Microfabrication of optical resonators

Until recently, the laser was associated with an expensive device that required professional knowledge and appropriate technical facilities. Over time, semiconductor lasers have become popular, giving rise to telecommunications, information processing, diagnostic devices and entertainment. The laser from an exclusive device becomes more and more available and is used in other areas, from technology, through medicine, automotive, to everyday objects. Semiconductor lasers still require special conditions for their production, expensive equipment and specialized knowledge and skills.

Nowadays, we should strive to minimize the footprint of the production of devices, so we are looking for laser components that can be produced at low cost, with the use of polymers, or even better, natural materials. This would contribute to an even greater spread of lasers in everyday life.

In order to develop lasers, the methods of their production should be popularized. The main structure responsible for lasing is an optical resonator, in which the circulating light is amplified and generates a laser action. This structure could be produced with the help of the currently popular 3D printing, only in the micrometer scale. And this was the main goal of the project, the use of microfabrication techniques to produce optical resonators. For this purpose, the phenomena of nonlinear optics, in particular two-photon absorption and polymerization, were used, showing that 3D printing of optical resonators is feasible. The microfabrication process itself requires further research so that the obtained structures are able to generate a laser action with greater efficiency, thus increasing their usefulness.

At the same time, research was carried out on the use of natural materials in the light amplification, in particular proteins and sugar derivatives, as well as the use of multiphase systems.
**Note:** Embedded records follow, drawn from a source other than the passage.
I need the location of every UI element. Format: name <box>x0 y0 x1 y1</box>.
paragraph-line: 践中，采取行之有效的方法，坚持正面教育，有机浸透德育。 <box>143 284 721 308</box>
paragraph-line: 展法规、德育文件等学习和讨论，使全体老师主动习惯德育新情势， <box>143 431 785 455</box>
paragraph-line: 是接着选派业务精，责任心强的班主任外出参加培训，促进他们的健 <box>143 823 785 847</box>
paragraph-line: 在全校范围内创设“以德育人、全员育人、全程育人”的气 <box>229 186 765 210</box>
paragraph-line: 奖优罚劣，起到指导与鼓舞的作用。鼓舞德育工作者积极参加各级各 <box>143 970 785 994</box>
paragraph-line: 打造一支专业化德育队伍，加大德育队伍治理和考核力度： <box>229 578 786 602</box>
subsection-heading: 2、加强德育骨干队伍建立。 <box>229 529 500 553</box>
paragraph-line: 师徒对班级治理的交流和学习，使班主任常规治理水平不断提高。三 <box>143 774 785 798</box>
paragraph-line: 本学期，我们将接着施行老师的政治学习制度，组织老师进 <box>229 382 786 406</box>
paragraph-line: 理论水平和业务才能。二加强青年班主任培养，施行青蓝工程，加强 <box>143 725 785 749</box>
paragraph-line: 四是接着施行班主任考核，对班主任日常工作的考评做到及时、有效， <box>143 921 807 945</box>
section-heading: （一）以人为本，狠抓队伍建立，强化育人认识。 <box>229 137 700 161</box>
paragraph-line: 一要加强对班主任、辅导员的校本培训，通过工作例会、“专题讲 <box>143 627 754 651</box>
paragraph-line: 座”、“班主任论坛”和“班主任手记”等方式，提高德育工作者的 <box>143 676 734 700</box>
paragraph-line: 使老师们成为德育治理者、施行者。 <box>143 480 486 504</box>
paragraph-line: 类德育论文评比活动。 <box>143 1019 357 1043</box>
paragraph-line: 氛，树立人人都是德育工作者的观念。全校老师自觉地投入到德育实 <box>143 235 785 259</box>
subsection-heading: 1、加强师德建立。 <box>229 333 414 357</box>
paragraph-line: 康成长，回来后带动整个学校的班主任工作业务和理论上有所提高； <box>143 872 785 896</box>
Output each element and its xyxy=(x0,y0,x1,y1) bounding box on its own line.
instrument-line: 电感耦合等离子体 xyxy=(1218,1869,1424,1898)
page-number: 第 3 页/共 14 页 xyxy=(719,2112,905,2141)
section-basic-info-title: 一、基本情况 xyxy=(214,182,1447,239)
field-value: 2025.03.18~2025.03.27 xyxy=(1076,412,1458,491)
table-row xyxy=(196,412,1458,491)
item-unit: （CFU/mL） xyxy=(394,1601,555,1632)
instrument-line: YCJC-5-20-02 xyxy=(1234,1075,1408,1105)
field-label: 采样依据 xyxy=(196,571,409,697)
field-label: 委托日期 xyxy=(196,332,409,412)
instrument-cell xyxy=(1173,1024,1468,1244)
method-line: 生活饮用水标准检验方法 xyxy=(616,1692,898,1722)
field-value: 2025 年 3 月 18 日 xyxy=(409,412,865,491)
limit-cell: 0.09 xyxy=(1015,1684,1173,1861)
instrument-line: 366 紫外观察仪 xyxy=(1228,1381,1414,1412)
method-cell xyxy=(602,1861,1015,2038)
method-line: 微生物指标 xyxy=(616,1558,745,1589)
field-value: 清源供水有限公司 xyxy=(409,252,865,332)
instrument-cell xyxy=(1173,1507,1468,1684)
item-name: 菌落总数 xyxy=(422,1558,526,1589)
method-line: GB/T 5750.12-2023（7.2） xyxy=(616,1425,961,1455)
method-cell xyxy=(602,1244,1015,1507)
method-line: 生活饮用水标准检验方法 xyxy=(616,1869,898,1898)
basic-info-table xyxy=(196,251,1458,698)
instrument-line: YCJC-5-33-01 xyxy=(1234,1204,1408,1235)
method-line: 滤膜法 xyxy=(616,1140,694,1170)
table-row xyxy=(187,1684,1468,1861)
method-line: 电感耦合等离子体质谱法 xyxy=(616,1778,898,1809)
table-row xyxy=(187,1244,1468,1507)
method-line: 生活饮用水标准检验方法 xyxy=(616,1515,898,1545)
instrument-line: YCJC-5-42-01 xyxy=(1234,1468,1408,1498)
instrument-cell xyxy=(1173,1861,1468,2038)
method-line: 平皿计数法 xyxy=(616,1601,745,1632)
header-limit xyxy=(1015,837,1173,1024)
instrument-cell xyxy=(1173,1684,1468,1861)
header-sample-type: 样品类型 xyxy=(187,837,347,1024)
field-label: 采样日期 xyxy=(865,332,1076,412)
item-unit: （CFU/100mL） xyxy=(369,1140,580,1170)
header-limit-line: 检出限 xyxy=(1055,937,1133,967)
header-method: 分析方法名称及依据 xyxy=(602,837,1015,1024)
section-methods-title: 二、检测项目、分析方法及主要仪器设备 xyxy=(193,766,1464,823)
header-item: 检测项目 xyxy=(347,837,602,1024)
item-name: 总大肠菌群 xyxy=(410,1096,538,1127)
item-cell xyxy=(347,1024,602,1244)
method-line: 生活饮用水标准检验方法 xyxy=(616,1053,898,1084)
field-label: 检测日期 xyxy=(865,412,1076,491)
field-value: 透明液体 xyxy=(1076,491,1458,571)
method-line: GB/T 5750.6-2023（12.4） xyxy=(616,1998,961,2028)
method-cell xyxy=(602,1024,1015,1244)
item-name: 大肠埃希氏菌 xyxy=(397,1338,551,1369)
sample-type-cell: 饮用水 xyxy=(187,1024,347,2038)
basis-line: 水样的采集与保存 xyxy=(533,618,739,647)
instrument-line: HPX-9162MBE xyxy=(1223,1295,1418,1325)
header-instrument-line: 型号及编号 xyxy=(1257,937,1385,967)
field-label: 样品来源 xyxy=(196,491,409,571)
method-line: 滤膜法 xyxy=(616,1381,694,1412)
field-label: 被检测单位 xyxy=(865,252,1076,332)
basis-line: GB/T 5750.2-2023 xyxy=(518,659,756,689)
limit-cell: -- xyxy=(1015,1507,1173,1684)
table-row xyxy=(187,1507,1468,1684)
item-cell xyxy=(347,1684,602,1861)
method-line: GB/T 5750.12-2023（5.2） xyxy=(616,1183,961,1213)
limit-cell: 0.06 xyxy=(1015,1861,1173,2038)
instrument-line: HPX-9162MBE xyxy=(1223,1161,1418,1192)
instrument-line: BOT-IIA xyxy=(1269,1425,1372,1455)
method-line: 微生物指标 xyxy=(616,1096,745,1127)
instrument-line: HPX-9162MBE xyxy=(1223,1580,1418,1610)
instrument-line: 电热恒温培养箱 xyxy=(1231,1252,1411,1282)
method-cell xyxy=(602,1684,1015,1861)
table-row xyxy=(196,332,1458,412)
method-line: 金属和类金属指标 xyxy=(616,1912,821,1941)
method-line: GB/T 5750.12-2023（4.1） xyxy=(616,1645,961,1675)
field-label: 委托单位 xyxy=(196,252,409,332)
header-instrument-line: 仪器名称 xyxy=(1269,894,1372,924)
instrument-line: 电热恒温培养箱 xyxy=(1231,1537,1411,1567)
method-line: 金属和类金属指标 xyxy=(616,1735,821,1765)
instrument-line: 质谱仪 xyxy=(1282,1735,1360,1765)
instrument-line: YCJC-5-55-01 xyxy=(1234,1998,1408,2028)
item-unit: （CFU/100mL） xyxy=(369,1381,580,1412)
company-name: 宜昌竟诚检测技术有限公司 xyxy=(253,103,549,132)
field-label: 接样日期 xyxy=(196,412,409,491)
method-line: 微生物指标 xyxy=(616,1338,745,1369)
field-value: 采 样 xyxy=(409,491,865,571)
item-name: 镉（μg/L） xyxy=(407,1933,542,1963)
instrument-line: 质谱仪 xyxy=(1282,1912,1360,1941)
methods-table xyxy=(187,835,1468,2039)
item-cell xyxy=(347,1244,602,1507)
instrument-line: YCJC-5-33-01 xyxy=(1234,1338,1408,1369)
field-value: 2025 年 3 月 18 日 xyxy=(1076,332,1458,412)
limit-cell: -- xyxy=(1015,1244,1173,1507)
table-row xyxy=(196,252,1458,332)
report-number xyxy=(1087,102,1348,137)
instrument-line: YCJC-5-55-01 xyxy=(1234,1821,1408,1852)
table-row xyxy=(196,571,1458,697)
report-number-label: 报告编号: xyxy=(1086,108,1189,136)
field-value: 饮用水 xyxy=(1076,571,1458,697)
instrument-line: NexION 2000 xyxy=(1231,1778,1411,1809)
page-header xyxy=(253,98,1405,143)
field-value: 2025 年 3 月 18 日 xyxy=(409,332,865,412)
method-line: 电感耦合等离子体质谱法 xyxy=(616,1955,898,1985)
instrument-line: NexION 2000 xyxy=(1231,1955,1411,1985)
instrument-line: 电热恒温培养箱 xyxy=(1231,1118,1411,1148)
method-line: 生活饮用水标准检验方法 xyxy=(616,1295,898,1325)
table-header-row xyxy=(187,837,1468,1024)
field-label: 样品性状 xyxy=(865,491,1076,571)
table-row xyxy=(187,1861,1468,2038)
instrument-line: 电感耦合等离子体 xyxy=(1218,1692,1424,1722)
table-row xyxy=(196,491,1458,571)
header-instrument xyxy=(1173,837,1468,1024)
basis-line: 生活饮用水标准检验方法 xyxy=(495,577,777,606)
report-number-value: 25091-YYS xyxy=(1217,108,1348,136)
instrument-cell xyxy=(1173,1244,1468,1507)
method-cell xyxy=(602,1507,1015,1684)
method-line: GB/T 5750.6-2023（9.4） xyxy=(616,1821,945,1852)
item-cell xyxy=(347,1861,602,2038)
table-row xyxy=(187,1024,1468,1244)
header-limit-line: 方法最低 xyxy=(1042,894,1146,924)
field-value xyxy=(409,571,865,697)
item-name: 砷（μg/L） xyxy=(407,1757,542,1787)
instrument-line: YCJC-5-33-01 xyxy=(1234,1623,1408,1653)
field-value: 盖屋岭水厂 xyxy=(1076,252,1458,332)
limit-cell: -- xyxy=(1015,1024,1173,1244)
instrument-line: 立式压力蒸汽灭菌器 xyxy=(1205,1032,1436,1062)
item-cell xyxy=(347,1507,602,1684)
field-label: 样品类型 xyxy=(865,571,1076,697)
All activities carried out in the project were aimed at bringing closer the implementation of the optical sensor based on laser action. This was achieved by using cyclodextrins, compounds with a special structure, inside which it is possible to enclose other chemical compounds. Such an approach was applied for dyes, thanks to which we were able to precisely determine what aggregates are formed by the popular laser dye and how it affects the emission of light.

In this type of research, the experimental methods must be developed on a par with the theoretical studies in order to steer the experiments in a strictly defined direction. It also happened during this project, thanks to theoretical models of laser action, which were proposed to obtain laser action from distributed optical resonators.